WORSHIPING TULSI PLANT
Every Hindu householder considers Tulsi to be a very sacred and must-have plant. Every part of the Tulsi plant is revered. The Bhagwat Purana describes Tulsi as the ‘Queen of Herbs‘. The medicinal uses of Tulsi find mention and application in many traditional systems of medicine, be it Ayurveda, Unani, or Siddha. Each part of the plant offers protection against various diseases. The leaves possess antibacterial, antioxidant, and anti-inflammatory properties. Researches have proved that Tulsi can help reduce physical, chemical, metabolic and psychological stress. Daily consumption of Tulsi leaves helps to avert diseases, promote general health, well-being and longevity. No wonder, traditionally it was mandatory for every household to have a Tulsi plant in their courtyard.

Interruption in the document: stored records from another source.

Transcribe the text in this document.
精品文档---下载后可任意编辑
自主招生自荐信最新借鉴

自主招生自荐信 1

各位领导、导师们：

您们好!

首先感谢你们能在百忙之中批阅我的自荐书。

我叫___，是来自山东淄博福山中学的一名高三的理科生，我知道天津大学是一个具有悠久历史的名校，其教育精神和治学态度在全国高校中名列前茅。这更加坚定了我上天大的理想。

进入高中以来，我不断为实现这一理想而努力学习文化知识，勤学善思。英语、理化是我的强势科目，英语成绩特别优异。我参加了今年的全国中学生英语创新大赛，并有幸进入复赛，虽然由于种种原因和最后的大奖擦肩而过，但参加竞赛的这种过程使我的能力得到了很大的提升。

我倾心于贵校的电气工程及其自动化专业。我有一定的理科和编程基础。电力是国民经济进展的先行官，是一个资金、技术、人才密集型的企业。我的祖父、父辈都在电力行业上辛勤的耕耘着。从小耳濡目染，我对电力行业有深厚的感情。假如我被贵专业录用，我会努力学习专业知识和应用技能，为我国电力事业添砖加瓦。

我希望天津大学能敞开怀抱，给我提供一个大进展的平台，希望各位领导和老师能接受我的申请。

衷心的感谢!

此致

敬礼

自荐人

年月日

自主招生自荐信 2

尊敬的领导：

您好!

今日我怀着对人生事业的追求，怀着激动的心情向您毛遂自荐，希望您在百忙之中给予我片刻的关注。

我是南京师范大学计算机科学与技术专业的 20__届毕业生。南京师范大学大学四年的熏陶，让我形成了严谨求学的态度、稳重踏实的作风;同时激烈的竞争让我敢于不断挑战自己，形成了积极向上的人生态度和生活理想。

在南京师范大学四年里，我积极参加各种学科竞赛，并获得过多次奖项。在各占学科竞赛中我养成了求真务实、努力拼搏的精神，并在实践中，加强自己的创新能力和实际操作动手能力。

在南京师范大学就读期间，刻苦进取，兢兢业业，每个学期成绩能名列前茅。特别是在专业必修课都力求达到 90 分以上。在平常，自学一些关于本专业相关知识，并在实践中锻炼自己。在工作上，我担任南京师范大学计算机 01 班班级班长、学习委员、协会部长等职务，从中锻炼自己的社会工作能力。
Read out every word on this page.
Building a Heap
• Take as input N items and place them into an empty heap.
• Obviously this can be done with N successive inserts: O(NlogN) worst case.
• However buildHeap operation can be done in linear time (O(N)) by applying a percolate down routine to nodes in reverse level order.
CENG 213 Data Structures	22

The purpose here is NOT to propagate any blind faith or superstitions. Many ancient customs and traditions were steeped in pure logic and scientific explanations. But over the period of time, people with vested interests incorporated many additional and superstitious customs and traditions along with them. Hence we need to apply our logic and seek out ancient roots of knowledge before classifying any ancient knowledge as a ‘BLIND SUPERSTITION’.